A school garden in Las Vegas in the middle of July.

     I am amazed I can grow food in such an extreme place. The Mojave is the driest desert in North America and Las Vegas is only a stone’s throw away from Death Valley. We only get 4 inches of rainfall a year. Our summer temperatures easily reach 116 degrees F in the shade. Our UV indexes are in the extreme category and, yet, in the winter we will have days below freezing and every once in a while snow will fall on the valley floor. This is a desert that will not suffer fools; human, plant, or otherwise!

     To garden or farm in this desert, ideas about the perfect, beautiful garden must change… these gardens and small farms are rough around the edges and their keepers have dirt under their fingernails! We rain sunblock laced sweat onto the soil! My gardens are the one place I let go of control and perfection because I know in order to get the best production I have to let the plant be a plant and do what it needs to do. I am not in charge here! I let the plant do its thing and I just give it the support and help it needs. If I want cucumbers I had better be willing to let it spread out to its heart's content. Attempts to maintain strict control will give you a smaller yield and could stress the plant; attracting disease and pests. Zucchini doesn’t care about the borders of a raised bed and will happily sprawl over the edge, but the reward is usually more zucchini than you know what to do with! Small cherry tomatoes grow best here and being indeterminate they will happily sprawl and grow and cover the ground. I have seen many attempts to cage and corral these beasts; resulting in huge plant towers and then crushed cages and broken stakes. The exposed fruits are scorched by the sun, eaten by the birds, and the leaves crisped. The thing about these tomatoes is if you let them spread out, they will create new roots along their stems which make it easier to transport water and nutrients throughout the plant; resulting in more tomatoes. The leaves will shade and hide the fruits from predators. It may seem messier, but the plant is healthier!

     So many people have images in their heads of immaculate, controlled, orderly gardens but I am learning that a slightly messy vegetable garden is a very productive garden. The plants, the soil, and the entire garden ecosystem benefits from this slight wildness and little bit of chaos. It reminds me of how much people love pristine mountain lakes not realizing they are dead lakes… while a thriving, living, and biodiverse lake is a messy and sometimes scummy lake. If these gardens on the edge of the harshness of this desert are teaching me anything it is that life doesn’t flourish under strict order and control. Life is not pristine perfection. Life is a little bit ‘messy’!

     We need to recognize as a society that our attempts to control nature and make her perfect are not in the best interests of life on this planet. We need to realize that the controlled gardening of our grandparents isn’t necessarily the best way to grow food. In fact, many of our agricultural practices and traditions, particularly in the west, haven’t been developed with the goal of using the same piece of land for thousands of years. Our model has been to use up and area and then move on to the next. Our goal has been to dominate and control our plants instead of working with and helping our plants flourish.

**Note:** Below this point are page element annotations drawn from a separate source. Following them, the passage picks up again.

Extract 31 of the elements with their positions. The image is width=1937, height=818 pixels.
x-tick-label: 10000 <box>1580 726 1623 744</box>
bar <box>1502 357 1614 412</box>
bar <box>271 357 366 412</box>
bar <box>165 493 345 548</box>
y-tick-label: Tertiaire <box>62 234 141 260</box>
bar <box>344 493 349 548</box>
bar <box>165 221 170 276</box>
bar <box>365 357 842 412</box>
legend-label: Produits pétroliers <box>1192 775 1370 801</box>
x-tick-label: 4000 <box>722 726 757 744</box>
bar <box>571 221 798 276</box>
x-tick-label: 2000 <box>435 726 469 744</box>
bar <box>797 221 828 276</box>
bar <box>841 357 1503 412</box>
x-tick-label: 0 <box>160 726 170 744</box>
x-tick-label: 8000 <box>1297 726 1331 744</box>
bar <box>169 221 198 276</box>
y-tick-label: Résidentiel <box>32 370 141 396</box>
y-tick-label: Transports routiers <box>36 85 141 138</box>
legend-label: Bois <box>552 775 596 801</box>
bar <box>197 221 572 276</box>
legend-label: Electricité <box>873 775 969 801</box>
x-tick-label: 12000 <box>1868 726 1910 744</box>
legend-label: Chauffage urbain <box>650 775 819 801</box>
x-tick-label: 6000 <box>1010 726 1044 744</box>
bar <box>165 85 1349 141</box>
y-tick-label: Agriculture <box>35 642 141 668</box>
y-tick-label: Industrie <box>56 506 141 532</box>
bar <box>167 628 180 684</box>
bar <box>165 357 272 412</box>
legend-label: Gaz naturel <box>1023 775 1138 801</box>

     Our climate is becoming more extreme and we need to experiment and try new things with the aim of sustainability and growing food on a piece of land for the next thousand years. We need to re-evaluate our ideas of perfection and messy. We need to learn to let our plants be plants and do what they do best. 

     We need to see the beauty in a little bit of chaos.



Sources and Further Reading:

Macy, Joanna and Molly Brown. (2014). Coming Back to Life. New Society Publishers: Gabriola Island, BC Canada.
Pollan, Michael. (2006). The Omnivore’s Dilemma: A Natural History of Four Meals. The Penguin Press: New York.
Pollan, Michael. (1991). Second Nature: A Gardener’s Education. Grove Press: New York.